Avec son nouveau système Genesis Terminal, Valve propose une mécanique inédite dans Counter-Strike 2. Officiellement, il ne s'agit pas de loot boxes, mais les joueurs dénoncent un modèle encore plus vicieux.
Depuis des années,
Valve est intimement lié aux microtransactions, en particulier à travers le marché des skins dans Counter-Strike. Mais l'éditeur se retrouve de plus en plus contraint par les
lois européennes sur les jeux d'argent, qui limitent fortement l'utilisation de loot boxes. En France, en Belgique et aux Pays-Bas par exemple, la société a dû revoir sa façon de faire il y a quelques années. Mais avec le
Genesis Terminal, lancé le 17 septembre, l'entreprise semble avoir trouvé un moyen de rester dans la légalité tout en conservant la dimension addictive de ses systèmes.
Un système gratuit en apparence
Chaque semaine, les joueurs de
CS2 reçoivent un
Sealed Genesis Terminal. En l'activant, ils ont trois jours pour découvrir des skins, révélés un par un.

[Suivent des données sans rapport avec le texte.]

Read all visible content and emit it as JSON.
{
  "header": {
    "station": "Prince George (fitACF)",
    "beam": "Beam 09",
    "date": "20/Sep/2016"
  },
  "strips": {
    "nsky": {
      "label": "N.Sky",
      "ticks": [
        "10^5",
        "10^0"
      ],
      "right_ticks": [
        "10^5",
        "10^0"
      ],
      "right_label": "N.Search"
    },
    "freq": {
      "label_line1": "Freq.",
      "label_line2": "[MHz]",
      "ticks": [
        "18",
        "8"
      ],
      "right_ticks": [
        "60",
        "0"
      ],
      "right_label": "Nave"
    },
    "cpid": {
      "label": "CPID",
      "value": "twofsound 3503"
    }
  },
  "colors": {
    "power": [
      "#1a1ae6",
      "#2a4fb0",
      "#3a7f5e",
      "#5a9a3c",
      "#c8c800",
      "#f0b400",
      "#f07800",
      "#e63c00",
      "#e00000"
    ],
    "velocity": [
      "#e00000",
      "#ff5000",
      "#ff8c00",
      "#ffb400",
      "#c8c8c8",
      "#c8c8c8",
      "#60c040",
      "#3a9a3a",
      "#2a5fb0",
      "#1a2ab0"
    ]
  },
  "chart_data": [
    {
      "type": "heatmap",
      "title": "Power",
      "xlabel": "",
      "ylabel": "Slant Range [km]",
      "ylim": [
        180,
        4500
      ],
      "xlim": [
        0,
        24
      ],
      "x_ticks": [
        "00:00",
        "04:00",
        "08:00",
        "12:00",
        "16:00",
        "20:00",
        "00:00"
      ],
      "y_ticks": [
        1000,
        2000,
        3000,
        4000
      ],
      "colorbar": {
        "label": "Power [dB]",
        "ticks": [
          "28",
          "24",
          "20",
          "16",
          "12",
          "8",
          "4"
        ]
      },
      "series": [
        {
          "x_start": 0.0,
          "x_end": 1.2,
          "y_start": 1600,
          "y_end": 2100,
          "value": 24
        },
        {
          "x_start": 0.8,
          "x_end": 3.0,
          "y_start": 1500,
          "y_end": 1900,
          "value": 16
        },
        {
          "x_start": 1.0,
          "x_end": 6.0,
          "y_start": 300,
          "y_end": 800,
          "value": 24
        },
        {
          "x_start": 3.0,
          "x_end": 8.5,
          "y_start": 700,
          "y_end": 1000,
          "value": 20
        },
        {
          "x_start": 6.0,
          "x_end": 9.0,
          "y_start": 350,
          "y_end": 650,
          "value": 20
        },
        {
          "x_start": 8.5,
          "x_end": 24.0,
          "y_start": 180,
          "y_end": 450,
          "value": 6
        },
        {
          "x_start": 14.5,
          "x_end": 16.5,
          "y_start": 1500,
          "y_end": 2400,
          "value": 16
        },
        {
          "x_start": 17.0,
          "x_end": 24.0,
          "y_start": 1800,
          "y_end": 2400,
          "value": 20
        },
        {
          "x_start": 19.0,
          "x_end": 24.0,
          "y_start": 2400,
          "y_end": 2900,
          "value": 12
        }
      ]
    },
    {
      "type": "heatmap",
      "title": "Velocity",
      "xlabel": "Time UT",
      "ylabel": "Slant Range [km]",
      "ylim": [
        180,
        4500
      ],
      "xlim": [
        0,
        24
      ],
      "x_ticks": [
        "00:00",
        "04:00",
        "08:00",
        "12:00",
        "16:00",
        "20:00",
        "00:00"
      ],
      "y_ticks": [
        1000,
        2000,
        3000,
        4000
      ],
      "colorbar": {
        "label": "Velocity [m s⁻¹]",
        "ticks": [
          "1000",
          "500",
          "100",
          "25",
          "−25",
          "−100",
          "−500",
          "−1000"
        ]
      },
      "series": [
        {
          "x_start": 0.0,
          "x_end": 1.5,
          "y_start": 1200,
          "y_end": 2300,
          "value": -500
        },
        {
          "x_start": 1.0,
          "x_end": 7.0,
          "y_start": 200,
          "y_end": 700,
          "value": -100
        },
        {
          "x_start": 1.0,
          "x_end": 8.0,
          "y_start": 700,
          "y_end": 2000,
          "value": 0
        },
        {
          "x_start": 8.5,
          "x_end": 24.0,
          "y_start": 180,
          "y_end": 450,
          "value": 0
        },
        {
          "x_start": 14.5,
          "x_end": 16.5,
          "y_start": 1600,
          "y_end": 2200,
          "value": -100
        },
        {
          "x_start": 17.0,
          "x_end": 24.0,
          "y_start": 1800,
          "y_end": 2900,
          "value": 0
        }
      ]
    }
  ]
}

Impossible de revenir sur un choix refusé, soit vous gardez le skin proposé, soit vous passez au suivant, définitivement perdu.
Sur le papier, cela ressemble à un mini-jeu de hasard : accepter un skin moyen ou tenter sa chance pour décrocher un cosmétique rare. Mais il y a une subtilité de taille :
les skins ne sont pas gratuits. Chacun est affiché avec un prix fixé par Valve, allant de quelques centimes pour un pistolet jusqu'à près de
1 600 dollars pour les cosmétiques les plus rares.
Une mécanique qui joue sur la peur de manquer
Ce fonctionnement repose sur le
FOMO (fear of missing out). L'idée d'abandonner un skin rare, peut-être inaccessible plus tard, pousse les joueurs à céder à l'achat. Comme l'explique un commentaire sur Twitter « Valve a inventé une boutique d'objets encore pire que le jeu d'argent ».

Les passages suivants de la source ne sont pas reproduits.